Referendum has changed republic forever, says Yes Equality
Irish people have woken up in a kinder, more accepting Ireland
Paul Higgins (left) and Richard Lucey, who have been civil partners for four years and partners for 19 years, wear t-shirts displaying numbers for Yes voters on George’s Street in Dublin. Photograph: Brian Lawless/PA
Friday’s referendum changed more than the Irish Constitution, “it has reshaped forever the republic in which we live”, the Yes Equality Campaign has said.
Speaking at the organisation’s final press conference in Dublin on Sunday, organised to thank the Irish public for voting Yes, Brian Sheehan, co-director of the campaign, said people woke up on Sunday in a kinder, more gentle, more accepting Ireland.
He said Irish people have given a new sense of belonging to their lesbian and gay family members, friends and neighbours.
The campaign was set up by the Gay and Lesbian Equality Network (Glen), the Irish Council for Civil Liberties (ICCL) and Marriage Equality to canvas for a yes vote in last Friday’s referendum to allow same-sex marriage.
Some 62 per cent of voters accepted the constitutional amendment.

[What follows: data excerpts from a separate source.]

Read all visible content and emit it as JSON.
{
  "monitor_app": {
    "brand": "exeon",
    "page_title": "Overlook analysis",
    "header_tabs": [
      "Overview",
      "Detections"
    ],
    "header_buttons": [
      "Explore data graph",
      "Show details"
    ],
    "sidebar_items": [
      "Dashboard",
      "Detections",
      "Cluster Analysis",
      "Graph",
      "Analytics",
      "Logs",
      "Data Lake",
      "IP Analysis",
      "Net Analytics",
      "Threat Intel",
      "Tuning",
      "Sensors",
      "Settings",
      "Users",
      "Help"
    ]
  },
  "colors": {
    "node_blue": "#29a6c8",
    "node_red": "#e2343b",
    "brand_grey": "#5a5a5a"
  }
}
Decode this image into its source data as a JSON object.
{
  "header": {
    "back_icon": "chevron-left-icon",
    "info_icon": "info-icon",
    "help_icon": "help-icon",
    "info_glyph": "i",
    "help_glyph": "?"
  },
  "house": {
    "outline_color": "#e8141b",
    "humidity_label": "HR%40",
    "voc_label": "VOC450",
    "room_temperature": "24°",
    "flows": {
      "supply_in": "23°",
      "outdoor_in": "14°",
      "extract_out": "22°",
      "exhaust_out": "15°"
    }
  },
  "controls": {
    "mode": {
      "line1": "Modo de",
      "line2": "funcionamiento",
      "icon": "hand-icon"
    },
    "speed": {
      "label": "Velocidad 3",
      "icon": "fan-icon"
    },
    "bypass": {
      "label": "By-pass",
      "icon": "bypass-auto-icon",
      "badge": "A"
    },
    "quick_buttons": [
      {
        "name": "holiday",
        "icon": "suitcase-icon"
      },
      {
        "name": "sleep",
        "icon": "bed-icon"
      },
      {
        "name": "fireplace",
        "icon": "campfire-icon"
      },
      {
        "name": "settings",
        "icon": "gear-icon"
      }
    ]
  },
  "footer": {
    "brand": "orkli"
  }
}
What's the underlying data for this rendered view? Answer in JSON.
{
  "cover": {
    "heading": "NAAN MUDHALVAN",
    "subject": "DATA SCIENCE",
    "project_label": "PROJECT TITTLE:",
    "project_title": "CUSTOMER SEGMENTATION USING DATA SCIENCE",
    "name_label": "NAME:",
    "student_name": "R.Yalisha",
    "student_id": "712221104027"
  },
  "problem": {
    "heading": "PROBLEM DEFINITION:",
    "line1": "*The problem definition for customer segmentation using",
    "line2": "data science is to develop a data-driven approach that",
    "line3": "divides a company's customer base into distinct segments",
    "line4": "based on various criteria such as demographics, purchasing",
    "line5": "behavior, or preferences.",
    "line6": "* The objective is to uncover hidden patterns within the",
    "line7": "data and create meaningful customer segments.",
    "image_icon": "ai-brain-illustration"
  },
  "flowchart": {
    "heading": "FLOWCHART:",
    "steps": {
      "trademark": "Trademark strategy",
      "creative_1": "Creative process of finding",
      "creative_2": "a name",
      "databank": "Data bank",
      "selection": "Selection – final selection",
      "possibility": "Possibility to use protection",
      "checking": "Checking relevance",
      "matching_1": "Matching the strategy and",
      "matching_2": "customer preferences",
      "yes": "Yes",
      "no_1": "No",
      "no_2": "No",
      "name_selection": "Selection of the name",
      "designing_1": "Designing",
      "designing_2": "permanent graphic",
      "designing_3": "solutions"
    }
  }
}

Gráinne Healy, co-director of the campaign, said a question was asked, that question was answered resoundingly, and all of us are the better for that.
She said the campaign had been transformative and had given LGBT people in Ireland permission to “love ourselves, to come out more comfortably and completely, some for the very first time”.
“While we know much remains to be done, today is a turning point, one that should allow all lesbian and gay people in Ireland to fulfil their true potential in family, in love and in life,” she said.
Also speaking at the press conference, Mark Kelly, director of ICCL, said he was looking forward to the swift enactment of same sex marriage legislation.
He said what will be the Marriage Act 2015 already existed as a general scheme and has to be completed. The Department of Justice had reassured him they see it as a very simple thing, he said.
“It will remove discriminatory references to man woman marriage from some legislation,” he said.
He also said there was some unfinished business in terms of equality, including legislation that allows for legalised discrimination against LGBT teachers working in schools controlled by religious authorities.
“That needs to be amended ... I’d like to see it gone by summer,” he said.
Ailbhe Smyth, from Marriage Equality, said the organisation was set up 10 years ago to achieve marriage equality.
“I really do believe this campaign came at the right time; it was very clear from the generous and warm response on Friday that the Irish people were ready and willing and open for this major campaign,” she said.
“For young LGBT people growing up in Ireland the future looks so much more equal, so much more positive and open for them all.”
Kieran Rose, co-chair of Glen, said the vote was a phenomenal expression of empathy and generosity.
The size of the vote was fantastic and it wasn’t just the Dublin liberal constituencies that won it, it was throughout the country, he said. It was also fantastic that there was a huge turnout and yes vote in working class areas.
“By being the first country in the world to grant by referendum the right to marry, it sends a fantastic beacon of hope to countries that are now what we were like in the 1980s and 1970s,” he said.
Separately, Evelyne Paradis, executive director of Ilga, the international lesbian, gay, bisexual, trans and intersex association, told The Irish Times the “tremendous genuine change in the hearts and minds, is an inspiration for activists and those fighting for equality in many, many other countries”.
The group, which works with LGBT groups across Europe, held a meeting in Dublin at the weekend to coincide with the vote.
“Already there is a long list of requests coming from different groups across Europe to get the Yes Equality campaigners in their countries to find out how they managed this tremendous success,” Ms Paradis said.